The 2020 NASEM study found that it was unlikely that "acute high-level exposure to OPs and/or pyrethroids contributed" to the illnesses, due to a lack of evidence of exposures to those pesticides or clinical histories consistent with such exposure,[39]: 23  but the study committee "could not rule out the possibility, although slight, that exposure to insecticides, particularly OPs, increased susceptibility to the triggering factor(s) that caused the Embassy personnel cases".[39]: 23  NASEM also found it "highly unlikely" that an infectious disease (such as Zika virus, which was an epidemic in Cuba in 2016–17) caused the illnesses.[39]: 23–24 

The 2020 NASEM analysis reads, "the likelihood of mass psychogenic illness as an explanation for patients' symptoms had to be established from sufficient evidence" and "could not be inferred merely by the absence of other causal mechanisms or the lack of definitive structural injuries".[39]: 26  In its assessment of potential social and psychological causes, the committee notes the possibility of stress-based psychological responses, and that these were more likely to be triggered by potential threats attributed to human sources than other stressors. It concludes that these could not have caused the acute "audio-vestibular" symptoms some patients experienced, such as sudden unexplained sounds.[39]: 25  The scope of the provided data limited the committee's ability to investigate psychological and social factors.[39]: 26–27 

2021[edit]

In January 2021, George Washington University's National Security Archive obtained the 2018 CDC report, pursuant to Freedom of Information Act requests. (Some material in the released report was redacted for medical privacy reasons.)[35] The CDC developed a "case definition" of Havana syndrome, consisting of a biphasic (two-stage) syndrome.[21][35] The first phase of symptoms (sometimes closely after an auditory or sensory event) consisted of one or more of the following symptoms: head pressure, disorientation, nausea or headache, vestibular disturbance, or auditory or visual syndromes.[21] The second phase of symptoms, occurring sometime later, consisted of cognitive deficits, vestibular disturbances, or both.[21][35] The report concluded, "Of the 95 persons whose medical records CDC evaluated, 15 had illnesses that met the criteria for a presumptive case definition. CDC classified 31 others as possible cases and the remaining 49 as not likely to be a case."[21] The CDC concluded, "The evaluations conducted thus far have not identified a mechanism of injury, process of exposure, effective treatment, or mitigating factor for the unexplained cluster of symptoms experienced by those stationed in Havana."[21]

2023[edit]

March 2023 U.S. intelligence agencies' report[edit]

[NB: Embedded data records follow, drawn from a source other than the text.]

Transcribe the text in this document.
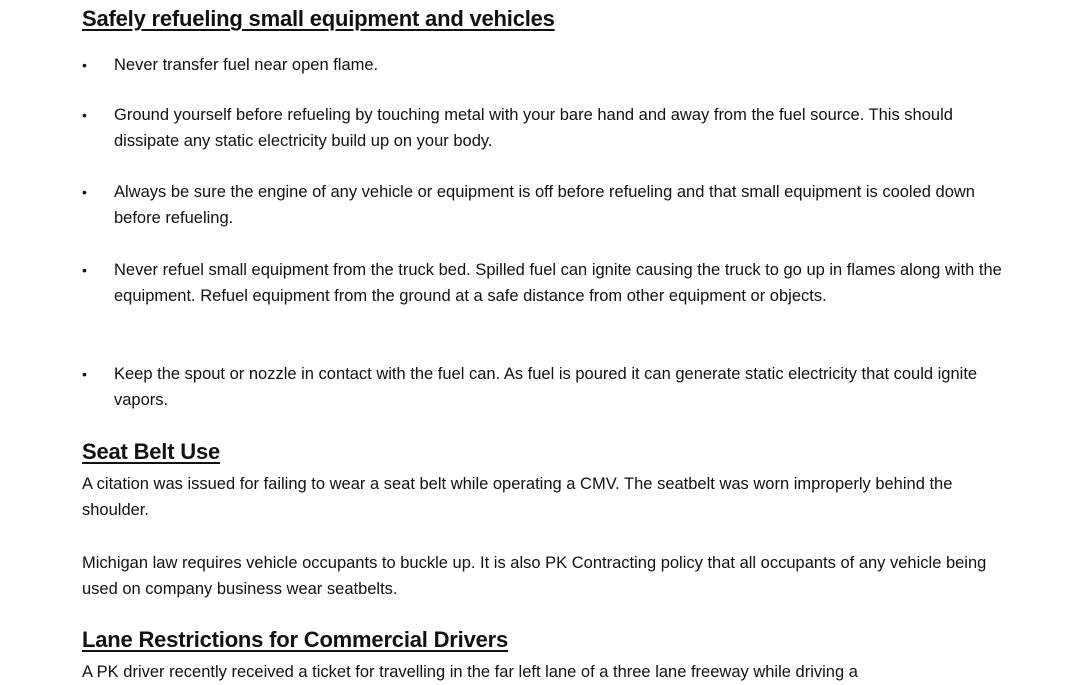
Safely refueling small equipment and vehicles
•	Never transfer fuel near open flame.
•	Ground yourself before refueling by touching metal with your bare hand and away from the fuel source. This should dissipate any static electricity build up on your body.
•	Always be sure the engine of any vehicle or equipment is off before refueling and that small equipment is cooled down before refueling.
•	Never refuel small equipment from the truck bed. Spilled fuel can ignite causing the truck to go up in flames along with the equipment. Refuel equipment from the ground at a safe distance from other equipment or objects.
•	Keep the spout or nozzle in contact with the fuel can. As fuel is poured it can generate static electricity that could ignite vapors.
Seat Belt Use

A citation was issued for failing to wear a seat belt while operating a CMV. The seatbelt was worn improperly behind the shoulder.

Michigan law requires vehicle occupants to buckle up. It is also PK Contracting policy that all occupants of any vehicle being used on company business wear seatbelts.

Lane Restrictions for Commercial Drivers

A PK driver recently received a ticket for travelling in the far left lane of a three lane freeway while driving a
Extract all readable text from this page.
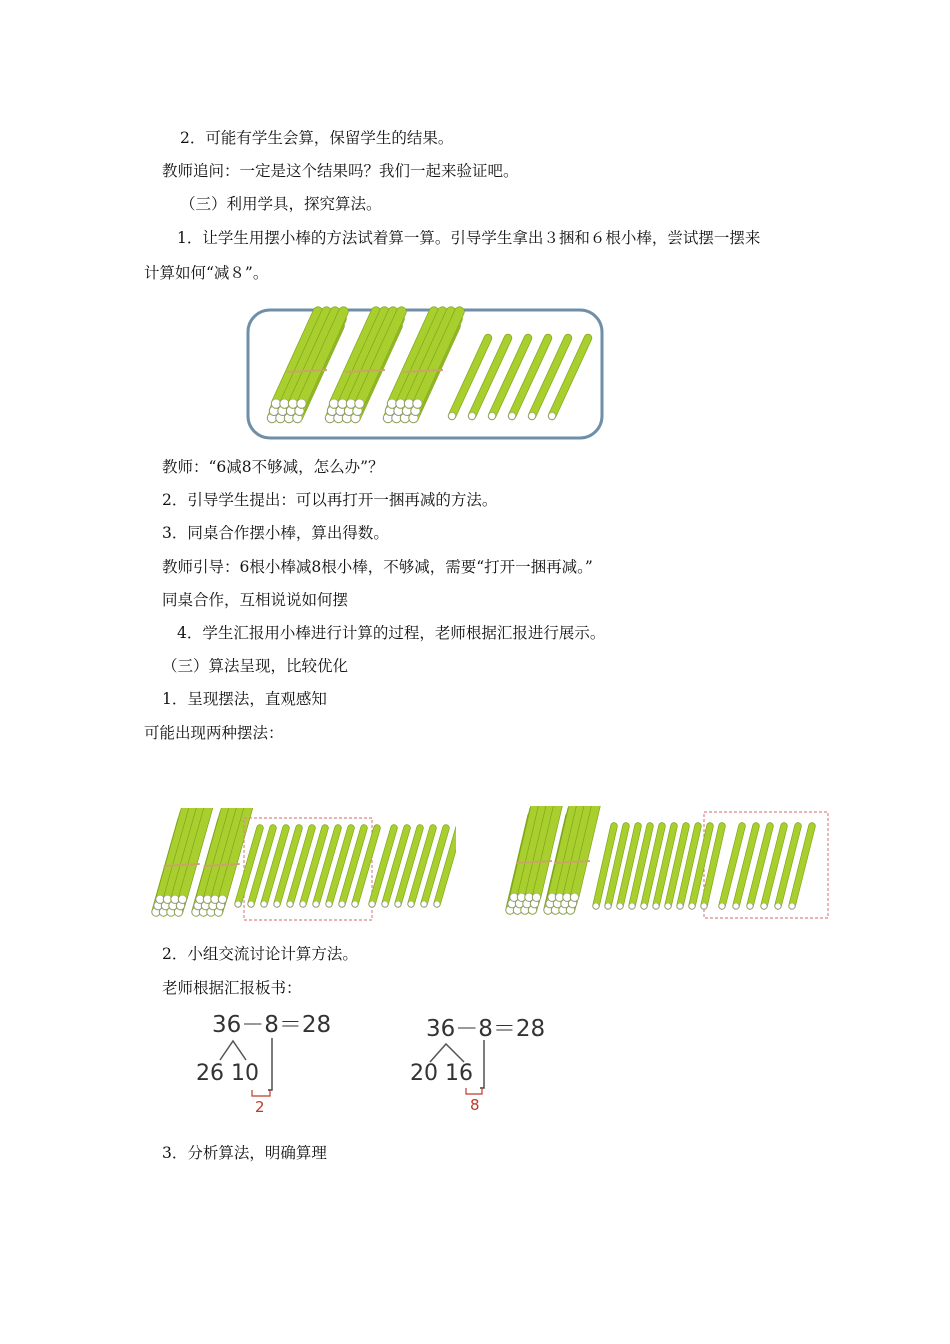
2．可能有学生会算，保留学生的结果。
教师追问：一定是这个结果吗？我们一起来验证吧。
（三）利用学具，探究算法。
1．让学生用摆小棒的方法试着算一算。引导学生拿出３捆和６根小棒，尝试摆一摆来
计算如何“减８”。
教师：“6减8不够减，怎么办”？
2．引导学生提出：可以再打开一捆再减的方法。
3．同桌合作摆小棒，算出得数。
教师引导：6根小棒减8根小棒，不够减，需要“打开一捆再减。”
同桌合作，互相说说如何摆
4．学生汇报用小棒进行计算的过程，老师根据汇报进行展示。
（三）算法呈现，比较优化
1．呈现摆法，直观感知
可能出现两种摆法：
2．小组交流讨论计算方法。
老师根据汇报板书：
36－8＝28
26 10
2
36－8＝28
20 16
8
3．分析算法，明确算理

On March 1, 2023, the House Intelligence Committee released a report, titled "Intelligence Community Assessment", which was jointly prepared by seven U.S. intelligence agencies. The report concluded "that there is no credible evidence that a foreign adversary has a weapon or collection device that is causing AHIs". The agencies preparing the report reviewed thousands of possible cases of Havana syndrome. The reported stated that there continues to be scientific debate about whether a weapon could produce such health effects.[40]

Five of the seven agencies involved in generating the report concluded "the available intelligence consistently points against the involvement of US adversaries in causing the reported incidents" and that a foreign adversary's involvement was "very unlikely". One of the other agencies concluded that foreign involvement was "unlikely", and the seventh agency declined to make a finding.[40]

Two of the seven agencies had "high confidence in this judgment while three agencies have moderate confidence". Two other agencies judged "that deliberate causal mechanisms are unlikely to have caused AHIs" but those agencies had "low confidence because they judge(d) that radiofrequency (RF) energy is a plausible cause for AHIs, based in part on the findings of the IC Expert Panel and the results of research by some US laboratories."[40]